The country has one of the highest pandemic death tolls in the world, behind only the US, Brazil and India.
A short time later on Thursday, Chile and Costa Rica also began administering Pfizer-BioNTech.
Argentina also plans to start inoculations in the next few days but has chosen the Russian-produced vaccine Sputnik V for its initial phase, with a delivery of 300,000 doses arriving in the capital Buenos Aires on Thursday morning.

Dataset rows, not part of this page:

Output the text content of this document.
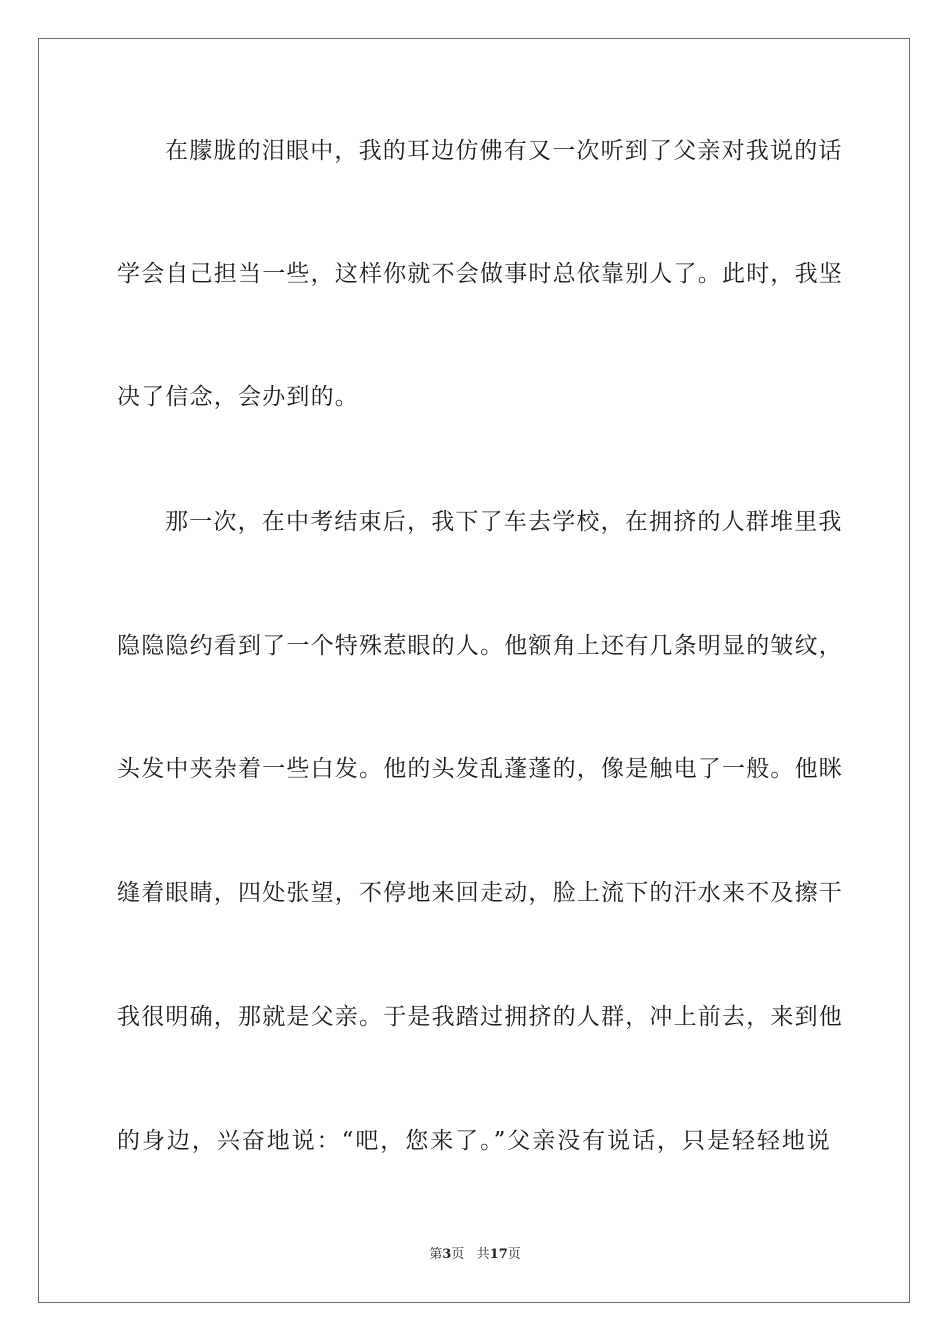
在朦胧的泪眼中，我的耳边仿佛有又一次听到了父亲对我说的话
学会自己担当一些，这样你就不会做事时总依靠别人了。此时，我坚
决了信念，会办到的。
那一次，在中考结束后，我下了车去学校，在拥挤的人群堆里我
隐隐隐约看到了一个特殊惹眼的人。他额角上还有几条明显的皱纹，
头发中夹杂着一些白发。他的头发乱蓬蓬的，像是触电了一般。他眯
缝着眼睛，四处张望，不停地来回走动，脸上流下的汗水来不及擦干
我很明确，那就是父亲。于是我踏过拥挤的人群，冲上前去，来到他
的身边，兴奋地说：“吧，您来了。”父亲没有说话，只是轻轻地说
第3页 共17页
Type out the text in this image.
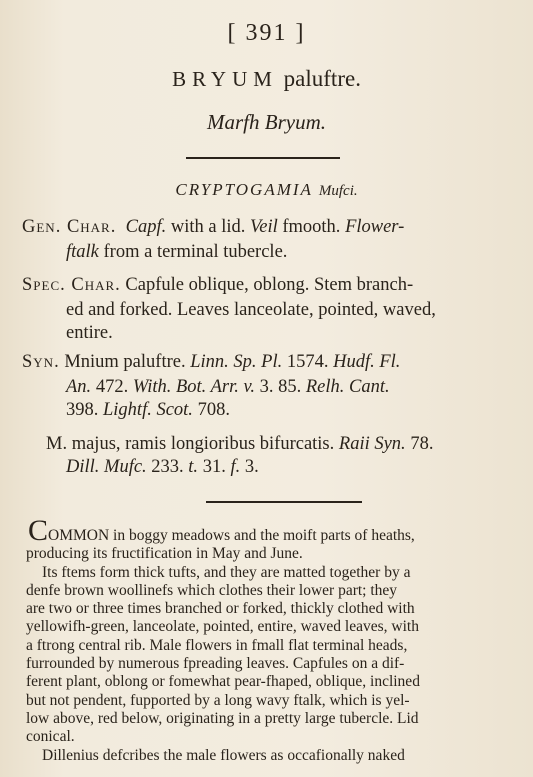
[ 391 ]
BRYUM paluftre.
Marfh Bryum.
CRYPTOGAMIA Mufci.
Gen. Char. Capf. with a lid. Veil fmooth. Flower-
ftalk from a terminal tubercle.
Spec. Char. Capfule oblique, oblong. Stem branch-
ed and forked. Leaves lanceolate, pointed, waved,
entire.
Syn. Mnium paluftre. Linn. Sp. Pl. 1574. Hudf. Fl.
An. 472. With. Bot. Arr. v. 3. 85. Relh. Cant.
398. Lightf. Scot. 708.
M. majus, ramis longioribus bifurcatis. Raii Syn. 78.
Dill. Mufc. 233. t. 31. f. 3.
COMMON in boggy meadows and the moift parts of heaths,
producing its fructification in May and June.
Its ftems form thick tufts, and they are matted together by a
denfe brown woollinefs which clothes their lower part; they
are two or three times branched or forked, thickly clothed with
yellowifh-green, lanceolate, pointed, entire, waved leaves, with
a ftrong central rib. Male flowers in fmall flat terminal heads,
furrounded by numerous fpreading leaves. Capfules on a dif-
ferent plant, oblong or fomewhat pear-fhaped, oblique, inclined
but not pendent, fupported by a long wavy ftalk, which is yel-
low above, red below, originating in a pretty large tubercle. Lid
conical.
Dillenius defcribes the male flowers as occafionally naked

Brazil, which has recorded the highest number of deaths in the region, is not due to start until mid-February despite a recent surge in the number of cases.
President Jair Bolsonaro says he is not planning to be inoculated. He believes he has developed immunity against coronavirus as he tested positive earlier this year.
In Mexico, María Irene Ramirez, 59, the head of the intensive care unit at Ruben Leñero Hospital in Mexico City, was the first to volunteer to be vaccinated.
“We are afraid, but we have to move on… and I want to stay in the line of fire,” she said afterwards, according to El Universal newspaper.
The first 3,000 doses – of 34 million purchased – arrived in Mexico on Wednesday from Belgium, where they are being manufactured.
Footage of the launch was broadcast during President Andrés Manuel López Obrador’s televised morning news conference.
The Mexican government says it wants to vaccinate all health workers fighting the pandemic by the end of the first quarter of 2021.
The country has recorded more than 1.3 million infections so far, with at least 120,000 Covid-related deaths, according to Johns Hopkins university.
Chile has had nearly 600,000 confirmed cases and more than 16,300 deaths; Costa Rica – nearly 163,000 cases and over 2,000 deaths; and Argentina – nearly 1.6 million cases and more than 42,300 deaths.
Chile’s President, Sebastian Piñera, described the start of his country’s national coronavirus immunisation programme as a moment of hope and excitement.